Vom keltischer Tiger zum Bettvorleger?
Irland und der Brexit: Wie sich der Austritt von Großbritannien aus der EU auf die grüne Insel auswirken wird, analysiert der österreichische Wirtschaftsdelegierte in Dublin, Josef Treml, in einem aktuellen Marktkommentar.
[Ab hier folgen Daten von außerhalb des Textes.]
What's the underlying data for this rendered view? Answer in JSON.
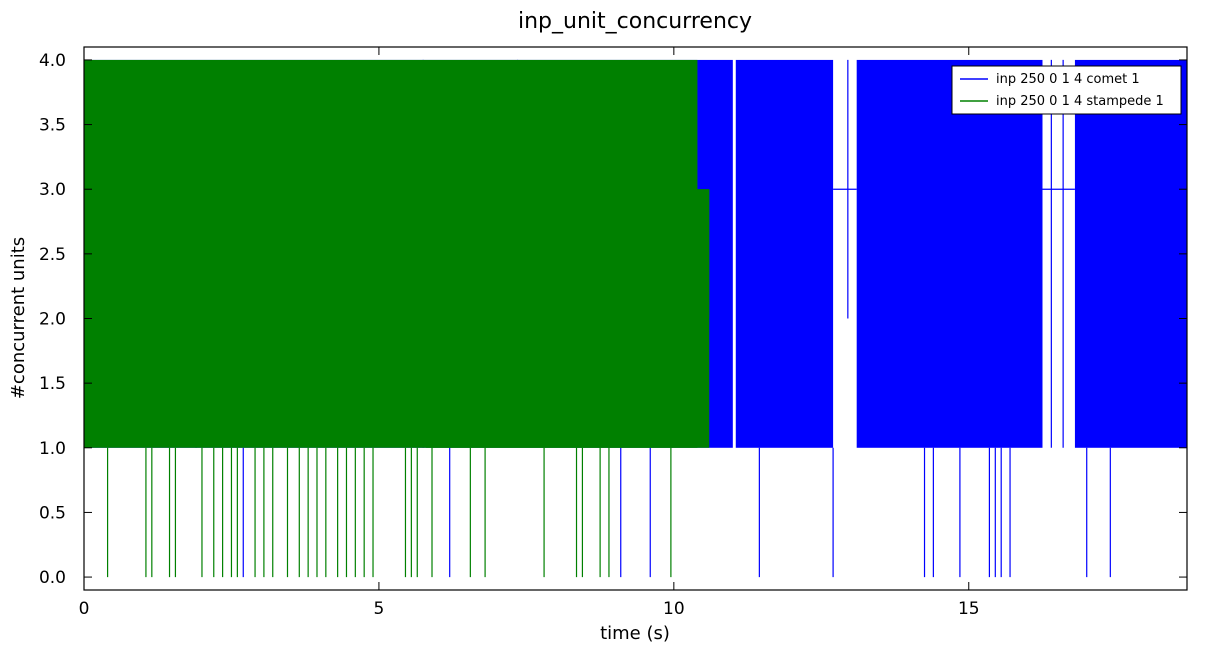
{
  "chart_data": {
    "type": "line",
    "title": "inp_unit_concurrency",
    "xlabel": "time (s)",
    "ylabel": "#concurrent units",
    "xlim": [
      0,
      18.7
    ],
    "ylim": [
      -0.1,
      4.1
    ],
    "x_ticks": [
      0,
      5,
      10,
      15
    ],
    "x_tick_labels": [
      "0",
      "5",
      "10",
      "15"
    ],
    "y_ticks": [
      0.0,
      0.5,
      1.0,
      1.5,
      2.0,
      2.5,
      3.0,
      3.5,
      4.0
    ],
    "y_tick_labels": [
      "0.0",
      "0.5",
      "1.0",
      "1.5",
      "2.0",
      "2.5",
      "3.0",
      "3.5",
      "4.0"
    ],
    "grid": false,
    "legend_position": "top-right",
    "series": [
      {
        "name": "inp 250 0 1 4 comet 1",
        "color": "#0000ff",
        "bands": [
          {
            "x0": 0.0,
            "x1": 10.4,
            "y0": 1.0,
            "y1": 4.0
          },
          {
            "x0": 10.4,
            "x1": 11.0,
            "y0": 1.0,
            "y1": 4.0
          },
          {
            "x0": 11.05,
            "x1": 12.7,
            "y0": 1.0,
            "y1": 4.0
          },
          {
            "x0": 13.1,
            "x1": 16.25,
            "y0": 1.0,
            "y1": 4.0
          },
          {
            "x0": 16.8,
            "x1": 18.7,
            "y0": 1.0,
            "y1": 4.0
          }
        ],
        "baseline_segments": [
          {
            "x0": 12.7,
            "x1": 13.1,
            "y": 3.0
          },
          {
            "x0": 16.25,
            "x1": 16.8,
            "y": 3.0
          }
        ],
        "spikes": [
          {
            "x": 1.9,
            "y0": 1.0,
            "y1": 2.0
          },
          {
            "x": 2.7,
            "y0": 0.0,
            "y1": 1.0
          },
          {
            "x": 5.75,
            "y0": 1.0,
            "y1": 4.0
          },
          {
            "x": 6.2,
            "y0": 0.0,
            "y1": 1.0
          },
          {
            "x": 7.35,
            "y0": 3.0,
            "y1": 4.0
          },
          {
            "x": 9.1,
            "y0": 0.0,
            "y1": 1.0
          },
          {
            "x": 9.6,
            "y0": 0.0,
            "y1": 1.0
          },
          {
            "x": 11.45,
            "y0": 0.0,
            "y1": 1.0
          },
          {
            "x": 12.7,
            "y0": 0.0,
            "y1": 1.0
          },
          {
            "x": 12.95,
            "y0": 2.0,
            "y1": 4.0
          },
          {
            "x": 14.25,
            "y0": 0.0,
            "y1": 1.0
          },
          {
            "x": 14.4,
            "y0": 0.0,
            "y1": 1.0
          },
          {
            "x": 14.85,
            "y0": 0.0,
            "y1": 1.0
          },
          {
            "x": 15.35,
            "y0": 0.0,
            "y1": 1.0
          },
          {
            "x": 15.45,
            "y0": 0.0,
            "y1": 1.0
          },
          {
            "x": 15.55,
            "y0": 0.0,
            "y1": 1.0
          },
          {
            "x": 15.7,
            "y0": 0.0,
            "y1": 1.0
          },
          {
            "x": 16.4,
            "y0": 1.0,
            "y1": 4.0
          },
          {
            "x": 16.6,
            "y0": 1.0,
            "y1": 4.0
          },
          {
            "x": 17.0,
            "y0": 0.0,
            "y1": 1.0
          },
          {
            "x": 17.4,
            "y0": 0.0,
            "y1": 1.0
          }
        ]
      },
      {
        "name": "inp 250 0 1 4 stampede 1",
        "color": "#008000",
        "bands": [
          {
            "x0": 0.0,
            "x1": 10.4,
            "y0": 1.0,
            "y1": 4.0
          },
          {
            "x0": 5.8,
            "x1": 10.6,
            "y0": 1.0,
            "y1": 3.0
          },
          {
            "x0": 10.4,
            "x1": 10.6,
            "y0": 2.0,
            "y1": 3.0
          }
        ],
        "spikes": [
          {
            "x": 0.4,
            "y0": 0.0,
            "y1": 1.0
          },
          {
            "x": 1.05,
            "y0": 0.0,
            "y1": 1.0
          },
          {
            "x": 1.15,
            "y0": 0.0,
            "y1": 1.0
          },
          {
            "x": 1.45,
            "y0": 0.0,
            "y1": 1.0
          },
          {
            "x": 1.55,
            "y0": 0.0,
            "y1": 1.0
          },
          {
            "x": 2.0,
            "y0": 0.0,
            "y1": 1.0
          },
          {
            "x": 2.2,
            "y0": 0.0,
            "y1": 1.0
          },
          {
            "x": 2.35,
            "y0": 0.0,
            "y1": 1.0
          },
          {
            "x": 2.5,
            "y0": 0.0,
            "y1": 1.0
          },
          {
            "x": 2.6,
            "y0": 0.0,
            "y1": 1.0
          },
          {
            "x": 2.9,
            "y0": 0.0,
            "y1": 1.0
          },
          {
            "x": 3.05,
            "y0": 0.0,
            "y1": 1.0
          },
          {
            "x": 3.2,
            "y0": 0.0,
            "y1": 1.0
          },
          {
            "x": 3.45,
            "y0": 0.0,
            "y1": 1.0
          },
          {
            "x": 3.65,
            "y0": 0.0,
            "y1": 1.0
          },
          {
            "x": 3.8,
            "y0": 0.0,
            "y1": 1.0
          },
          {
            "x": 3.95,
            "y0": 0.0,
            "y1": 1.0
          },
          {
            "x": 4.1,
            "y0": 0.0,
            "y1": 1.0
          },
          {
            "x": 4.3,
            "y0": 0.0,
            "y1": 1.0
          },
          {
            "x": 4.45,
            "y0": 0.0,
            "y1": 1.0
          },
          {
            "x": 4.6,
            "y0": 0.0,
            "y1": 1.0
          },
          {
            "x": 4.75,
            "y0": 0.0,
            "y1": 1.0
          },
          {
            "x": 4.9,
            "y0": 0.0,
            "y1": 1.0
          },
          {
            "x": 5.45,
            "y0": 0.0,
            "y1": 1.0
          },
          {
            "x": 5.55,
            "y0": 0.0,
            "y1": 1.0
          },
          {
            "x": 5.65,
            "y0": 0.0,
            "y1": 1.0
          },
          {
            "x": 5.9,
            "y0": 0.0,
            "y1": 1.0
          },
          {
            "x": 6.55,
            "y0": 0.0,
            "y1": 1.0
          },
          {
            "x": 6.8,
            "y0": 0.0,
            "y1": 1.0
          },
          {
            "x": 7.8,
            "y0": 0.0,
            "y1": 1.0
          },
          {
            "x": 8.35,
            "y0": 0.0,
            "y1": 1.0
          },
          {
            "x": 8.45,
            "y0": 0.0,
            "y1": 1.0
          },
          {
            "x": 8.75,
            "y0": 0.0,
            "y1": 1.0
          },
          {
            "x": 8.9,
            "y0": 0.0,
            "y1": 1.0
          },
          {
            "x": 9.95,
            "y0": 0.0,
            "y1": 1.0
          }
        ]
      }
    ]
  }
}
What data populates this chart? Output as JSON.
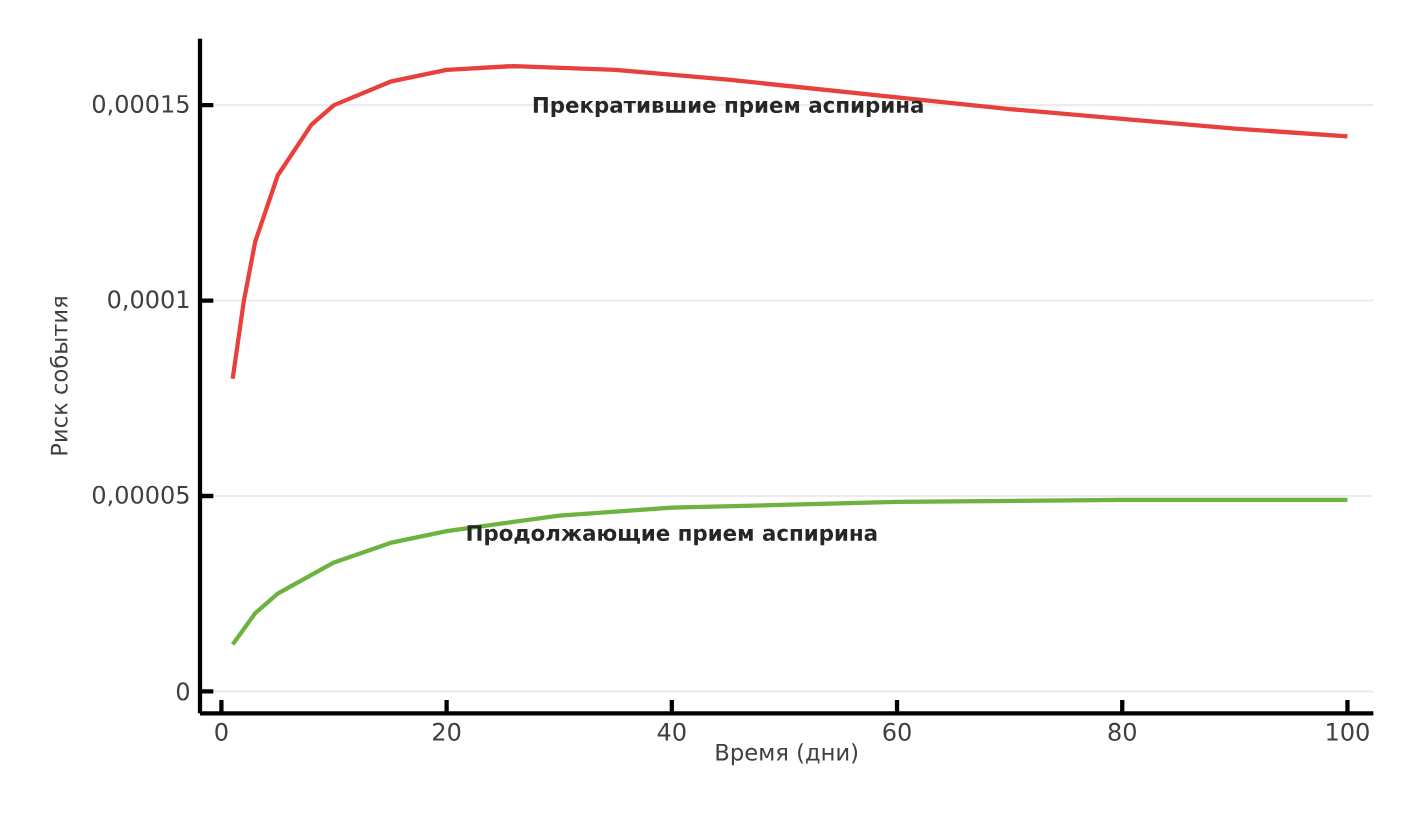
{
  "chart_data": {
    "type": "line",
    "xlabel": "Время (дни)",
    "ylabel": "Риск события",
    "xlim": [
      -1.9,
      102.3
    ],
    "ylim": [
      -5.6e-06,
      0.000167
    ],
    "xticks": [
      0,
      20,
      40,
      60,
      80,
      100
    ],
    "yticks": [
      {
        "value": 0,
        "label": "0"
      },
      {
        "value": 5e-05,
        "label": "0,00005"
      },
      {
        "value": 0.0001,
        "label": "0,0001"
      },
      {
        "value": 0.00015,
        "label": "0,00015"
      }
    ],
    "grid": "y",
    "legend": false,
    "marker": "none",
    "line_style": "solid",
    "series": [
      {
        "name": "Прекратившие прием аспирина",
        "color": "#e8413c",
        "x": [
          1,
          2,
          3,
          5,
          8,
          10,
          15,
          20,
          26,
          35,
          45,
          60,
          70,
          80,
          90,
          100
        ],
        "values": [
          8e-05,
          0.0001,
          0.000115,
          0.000132,
          0.000145,
          0.00015,
          0.000156,
          0.000159,
          0.00016,
          0.000159,
          0.0001565,
          0.000152,
          0.000149,
          0.0001465,
          0.000144,
          0.000142
        ]
      },
      {
        "name": "Продолжающие прием аспирина",
        "color": "#6db33f",
        "x": [
          1,
          3,
          5,
          10,
          15,
          20,
          30,
          40,
          60,
          80,
          100
        ],
        "values": [
          1.2e-05,
          2e-05,
          2.5e-05,
          3.3e-05,
          3.8e-05,
          4.1e-05,
          4.5e-05,
          4.7e-05,
          4.85e-05,
          4.9e-05,
          4.9e-05
        ]
      }
    ]
  }
}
Die wirtschaftlichen Auswirkungen des Brexits auf das irische Wachstum werden von Experten als vernachlässigbar eingeschätzt. Bei einem „harten“ Brexit wird eine Reduktion des Wachstums um lediglich eineinhalb Prozentpunkte auf 2,5% erwartet. Seit der Krise ist Irland in chinesischen Dimensionen gewachsen (+7,7% im Jahr 2017) und wird auch 2019 wieder eine der am schnellsten wachsenden Volkswirtschaften der Eurozone sein. Das schon jetzt beachtliche Wachstum wird durch den Brexit zusätzlich befeuert, weil viele Unternehmen ihren Hauptsitz nach Dublin verlegen. Der boomende Dubliner IT-Sektor füllt offene Stellen mit Experten, die London den Rücken kehren. Bei einzelnen Produktgruppen im Nahrungsmittelbereich (Säfte, Zerealien, Marmeladen etc.) importiert Irland zurzeit über 50% der Nachfrage aus dem Vereinigten Königreich; Produkte, die bei einem harten Brexit mit bis zu 120% an Zöllen und Gebühren belastet und somit unverkäuflich würden. Irische Händler sind daher schon seit Monaten auf der Suche nach Substituten für britische Waren. Wegen der Unsicherheiten und drohenden Lieferengpässe im Falle eines harten Brexits suchen irische Unternehmen vermehrt nach Lösungen vom EU-Festland. Umgekehrt diversifizieren irische Unternehmen ihre Exportmärkte mit starkem Fokus auf den Euroraum. Unabhängig vom Brexit hat die irische Regierung verschiedene Investitionsprojekte im Infrastrukturbereich (Bahn, Flughafen) auf den Weg gebracht, die interessante Chancen für österreichische Firmen bieten. Zudem erwartet das AußenwirtschaftsCenter Dublin durch die boomende Baubranche und immer höhere Energiekosten zusätzliche Nachfrage nach österreichischen Lösungen in den Bereichen Green Building, Smart City und erneuerbare Energien.